How many things are wrong with this picture? I stand by my conviction—expressed in the earlier post—that Medicaid can’t preempt anything at all: it’s a spending statute. But since I appear to be howling at the moon, let’s move on to the objections expressed by Chief Justice Roberts (Scalia and Thomas joining) in a splendid dissent. The issues are tricky, so I translate:
Federal statutes preempt state law either expressly or by implication. There’s no express preemption provision here. (Editor’s remark: that’s because, to beat a dead horse, no one thought Medicaid preempts anything in the first place). Preemption is implied when congressional intent to that effect is clear. Here, the recovery provision points one way and the anti-lien provision another. North Carolina made a good faith effort to comply with both. And that’s clearly preempted?
Forget the federalism angle: what happened to (Chevron) deference here? Suppose the question over North Carolina’s law had arisen between the state and HHS: the agency would have made a determination one way or the other; and, given the ambiguous statutory commands, it would have gotten judicial deference of some sort. (What sort would depend on the form of the agency’s action. You’re now into Chevron and Mead metaphysics. But some deference.) The Court would fix the boundaries of permissible statutory interpretations; but within those bounds, the agency would remain free to adjust the program, so long as it provides sound reasons. (This isn’t uncontested, but I think it’s the dominant and correct position.) But the agency wasn’t a party in Wos. And the Court did what it would never have done in a straight-up administrative challenge: it declared that the statute has only one fixed, unambiguous meaning. Thus, although the statute points this way and that and says nothing about the allocation of medical and nonmedical expenses, the discretion that Congress quite clearly intended the agency to possess and exercise is gone for good. In its place we have the Court’s funky construction.
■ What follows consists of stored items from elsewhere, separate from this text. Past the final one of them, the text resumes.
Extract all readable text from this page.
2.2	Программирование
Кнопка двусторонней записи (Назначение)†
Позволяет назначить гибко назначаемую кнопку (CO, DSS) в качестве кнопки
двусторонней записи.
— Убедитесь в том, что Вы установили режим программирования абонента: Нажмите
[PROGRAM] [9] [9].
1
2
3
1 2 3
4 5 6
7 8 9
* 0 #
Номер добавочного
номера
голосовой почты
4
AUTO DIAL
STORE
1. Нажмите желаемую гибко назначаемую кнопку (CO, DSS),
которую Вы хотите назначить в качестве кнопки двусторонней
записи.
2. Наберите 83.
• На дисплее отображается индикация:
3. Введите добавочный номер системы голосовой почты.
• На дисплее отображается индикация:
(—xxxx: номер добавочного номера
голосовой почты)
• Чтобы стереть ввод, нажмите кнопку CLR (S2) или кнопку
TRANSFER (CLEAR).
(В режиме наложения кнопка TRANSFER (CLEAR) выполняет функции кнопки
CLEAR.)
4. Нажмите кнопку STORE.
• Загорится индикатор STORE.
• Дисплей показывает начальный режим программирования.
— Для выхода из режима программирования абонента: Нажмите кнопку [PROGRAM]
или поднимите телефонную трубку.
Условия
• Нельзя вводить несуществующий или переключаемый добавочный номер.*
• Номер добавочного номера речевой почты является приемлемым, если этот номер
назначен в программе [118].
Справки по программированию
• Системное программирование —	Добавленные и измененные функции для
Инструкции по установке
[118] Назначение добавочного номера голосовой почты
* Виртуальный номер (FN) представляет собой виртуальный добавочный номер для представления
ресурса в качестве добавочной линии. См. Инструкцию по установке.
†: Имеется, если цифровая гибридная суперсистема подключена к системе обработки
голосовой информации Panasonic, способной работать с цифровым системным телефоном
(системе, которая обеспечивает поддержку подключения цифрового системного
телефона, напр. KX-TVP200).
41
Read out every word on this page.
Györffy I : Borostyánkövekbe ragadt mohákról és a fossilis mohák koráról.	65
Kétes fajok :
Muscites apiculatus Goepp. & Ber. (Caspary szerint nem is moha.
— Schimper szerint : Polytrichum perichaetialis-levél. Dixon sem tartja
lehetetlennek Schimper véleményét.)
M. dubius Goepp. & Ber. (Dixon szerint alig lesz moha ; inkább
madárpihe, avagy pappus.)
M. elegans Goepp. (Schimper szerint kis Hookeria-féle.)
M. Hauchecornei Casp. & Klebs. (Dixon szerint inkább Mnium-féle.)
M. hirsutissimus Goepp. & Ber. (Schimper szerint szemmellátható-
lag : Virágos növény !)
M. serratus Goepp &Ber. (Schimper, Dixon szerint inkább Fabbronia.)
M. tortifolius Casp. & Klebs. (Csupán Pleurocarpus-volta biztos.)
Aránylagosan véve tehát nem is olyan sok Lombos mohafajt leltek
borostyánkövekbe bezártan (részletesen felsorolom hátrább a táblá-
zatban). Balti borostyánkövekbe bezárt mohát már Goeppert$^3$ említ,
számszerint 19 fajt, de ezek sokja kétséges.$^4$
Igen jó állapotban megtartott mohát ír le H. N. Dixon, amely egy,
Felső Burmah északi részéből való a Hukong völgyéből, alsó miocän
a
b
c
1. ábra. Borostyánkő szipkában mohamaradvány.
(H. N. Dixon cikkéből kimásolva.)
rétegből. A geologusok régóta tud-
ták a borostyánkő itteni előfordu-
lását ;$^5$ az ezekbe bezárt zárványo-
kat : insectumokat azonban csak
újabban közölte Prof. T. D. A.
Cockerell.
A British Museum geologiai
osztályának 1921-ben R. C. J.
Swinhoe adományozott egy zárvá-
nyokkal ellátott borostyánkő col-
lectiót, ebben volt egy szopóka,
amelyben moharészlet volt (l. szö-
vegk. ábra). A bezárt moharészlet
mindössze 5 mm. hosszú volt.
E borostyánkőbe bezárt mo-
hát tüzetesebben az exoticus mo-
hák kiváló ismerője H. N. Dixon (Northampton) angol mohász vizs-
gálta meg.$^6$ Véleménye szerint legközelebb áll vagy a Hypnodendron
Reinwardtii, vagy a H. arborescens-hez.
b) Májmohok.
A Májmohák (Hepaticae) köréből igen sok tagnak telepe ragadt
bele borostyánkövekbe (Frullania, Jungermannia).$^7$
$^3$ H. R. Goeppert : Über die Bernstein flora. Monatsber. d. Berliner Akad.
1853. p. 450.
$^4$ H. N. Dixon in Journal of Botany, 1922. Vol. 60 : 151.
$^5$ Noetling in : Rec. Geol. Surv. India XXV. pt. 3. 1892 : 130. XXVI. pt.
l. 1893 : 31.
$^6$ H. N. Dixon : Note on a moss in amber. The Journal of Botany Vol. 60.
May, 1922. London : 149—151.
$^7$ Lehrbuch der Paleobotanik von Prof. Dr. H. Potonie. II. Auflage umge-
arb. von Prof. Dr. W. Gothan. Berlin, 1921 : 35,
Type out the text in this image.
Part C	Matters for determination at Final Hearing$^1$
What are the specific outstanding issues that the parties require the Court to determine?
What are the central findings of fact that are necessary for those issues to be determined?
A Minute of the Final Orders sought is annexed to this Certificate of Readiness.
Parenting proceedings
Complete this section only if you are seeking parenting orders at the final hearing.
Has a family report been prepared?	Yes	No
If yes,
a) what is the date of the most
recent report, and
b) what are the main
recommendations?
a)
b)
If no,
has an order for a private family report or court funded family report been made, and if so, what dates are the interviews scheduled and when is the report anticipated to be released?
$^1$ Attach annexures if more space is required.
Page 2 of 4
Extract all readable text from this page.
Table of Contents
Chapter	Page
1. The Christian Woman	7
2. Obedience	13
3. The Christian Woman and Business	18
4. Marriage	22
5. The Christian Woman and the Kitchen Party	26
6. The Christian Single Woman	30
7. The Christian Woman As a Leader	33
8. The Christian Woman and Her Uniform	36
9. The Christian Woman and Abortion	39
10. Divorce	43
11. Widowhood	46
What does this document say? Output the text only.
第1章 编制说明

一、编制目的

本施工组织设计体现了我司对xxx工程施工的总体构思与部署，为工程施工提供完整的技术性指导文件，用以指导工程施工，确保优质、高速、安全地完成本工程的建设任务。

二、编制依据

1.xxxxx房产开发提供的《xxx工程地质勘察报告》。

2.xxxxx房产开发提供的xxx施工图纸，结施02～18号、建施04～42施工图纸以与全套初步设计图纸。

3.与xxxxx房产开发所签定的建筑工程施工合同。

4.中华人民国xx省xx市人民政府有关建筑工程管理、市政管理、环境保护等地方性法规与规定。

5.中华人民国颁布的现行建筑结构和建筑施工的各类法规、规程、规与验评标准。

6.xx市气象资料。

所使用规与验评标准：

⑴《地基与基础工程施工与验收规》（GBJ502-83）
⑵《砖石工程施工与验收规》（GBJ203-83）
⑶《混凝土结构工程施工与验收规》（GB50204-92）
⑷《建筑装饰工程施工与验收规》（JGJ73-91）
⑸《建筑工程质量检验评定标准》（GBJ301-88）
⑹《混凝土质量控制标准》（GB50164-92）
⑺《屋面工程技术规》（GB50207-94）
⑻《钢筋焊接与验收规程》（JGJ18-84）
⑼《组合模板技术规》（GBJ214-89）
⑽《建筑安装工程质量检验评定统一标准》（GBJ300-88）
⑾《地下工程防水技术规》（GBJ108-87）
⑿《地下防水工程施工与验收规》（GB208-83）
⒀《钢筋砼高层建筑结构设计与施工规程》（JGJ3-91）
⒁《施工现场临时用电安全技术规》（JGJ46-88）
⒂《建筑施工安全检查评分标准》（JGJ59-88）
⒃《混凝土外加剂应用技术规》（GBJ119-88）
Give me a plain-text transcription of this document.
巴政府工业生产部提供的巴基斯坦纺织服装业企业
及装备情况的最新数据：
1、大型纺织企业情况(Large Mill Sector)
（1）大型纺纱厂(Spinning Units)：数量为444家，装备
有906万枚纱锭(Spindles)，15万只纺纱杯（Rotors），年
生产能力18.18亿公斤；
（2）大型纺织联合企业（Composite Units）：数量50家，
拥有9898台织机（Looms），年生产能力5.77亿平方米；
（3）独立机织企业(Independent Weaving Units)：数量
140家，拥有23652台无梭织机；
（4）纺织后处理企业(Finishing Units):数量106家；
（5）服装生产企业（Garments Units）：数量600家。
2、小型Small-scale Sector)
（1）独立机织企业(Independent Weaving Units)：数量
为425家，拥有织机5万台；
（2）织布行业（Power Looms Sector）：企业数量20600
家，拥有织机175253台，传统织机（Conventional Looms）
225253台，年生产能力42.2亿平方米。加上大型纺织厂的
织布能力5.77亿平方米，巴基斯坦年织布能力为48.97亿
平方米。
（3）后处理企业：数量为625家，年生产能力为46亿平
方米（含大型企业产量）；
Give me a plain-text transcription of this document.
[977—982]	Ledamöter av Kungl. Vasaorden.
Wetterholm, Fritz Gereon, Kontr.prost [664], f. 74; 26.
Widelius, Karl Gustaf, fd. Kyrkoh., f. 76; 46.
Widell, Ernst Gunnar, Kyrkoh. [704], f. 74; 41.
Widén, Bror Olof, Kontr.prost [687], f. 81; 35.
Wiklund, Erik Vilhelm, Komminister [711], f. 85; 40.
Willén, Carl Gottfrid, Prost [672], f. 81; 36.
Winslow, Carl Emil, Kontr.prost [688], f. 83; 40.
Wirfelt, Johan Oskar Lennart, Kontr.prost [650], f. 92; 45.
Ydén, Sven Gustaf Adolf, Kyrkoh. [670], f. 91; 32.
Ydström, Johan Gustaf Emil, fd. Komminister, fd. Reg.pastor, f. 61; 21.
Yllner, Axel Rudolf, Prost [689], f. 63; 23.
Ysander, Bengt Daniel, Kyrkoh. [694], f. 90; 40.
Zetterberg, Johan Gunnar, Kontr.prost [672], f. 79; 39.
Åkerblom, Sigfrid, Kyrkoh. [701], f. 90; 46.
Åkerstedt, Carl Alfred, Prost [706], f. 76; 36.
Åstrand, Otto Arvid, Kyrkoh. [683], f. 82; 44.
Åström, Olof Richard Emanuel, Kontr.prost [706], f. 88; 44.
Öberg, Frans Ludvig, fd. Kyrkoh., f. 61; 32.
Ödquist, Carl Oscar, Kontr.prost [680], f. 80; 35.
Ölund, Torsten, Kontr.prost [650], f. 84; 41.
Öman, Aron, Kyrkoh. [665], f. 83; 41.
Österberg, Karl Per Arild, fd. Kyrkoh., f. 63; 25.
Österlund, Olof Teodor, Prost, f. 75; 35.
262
Not so fast, Justice Breyer said in a remarkable concurrence. Here, the agency hadn’t engaged in any formal proceeding or notice-and-comment rulemaking, and its informal actions (a memo and letter going one way, the SG’s litigation position going another) merited no deference. However,
The agency, after looking into the matter more thoroughly (perhaps after notice-and-comment rulemaking), might change its mind. Given the nature of the question and of the agency’s expertise, courts, I believe, should then give weight to that new and different agency decision.
Let’s get this straight: per Wos, the statute has a clear meaning, and the Supreme Court has identified that meaning and said what the law is. And the agency can then invoke some never-before-heard-of deference and come up with some other meaning, because they’re the experts for whom the Court’s legal interpretation is merely a suggestion???
That’s not just weird (and, for AdLaw wonks, light years beyond Brand X). That’s unconstitutional. Marbury v. Madison.
Perhaps, the justices should move on the something on which they’re the experts. Like gay marriage.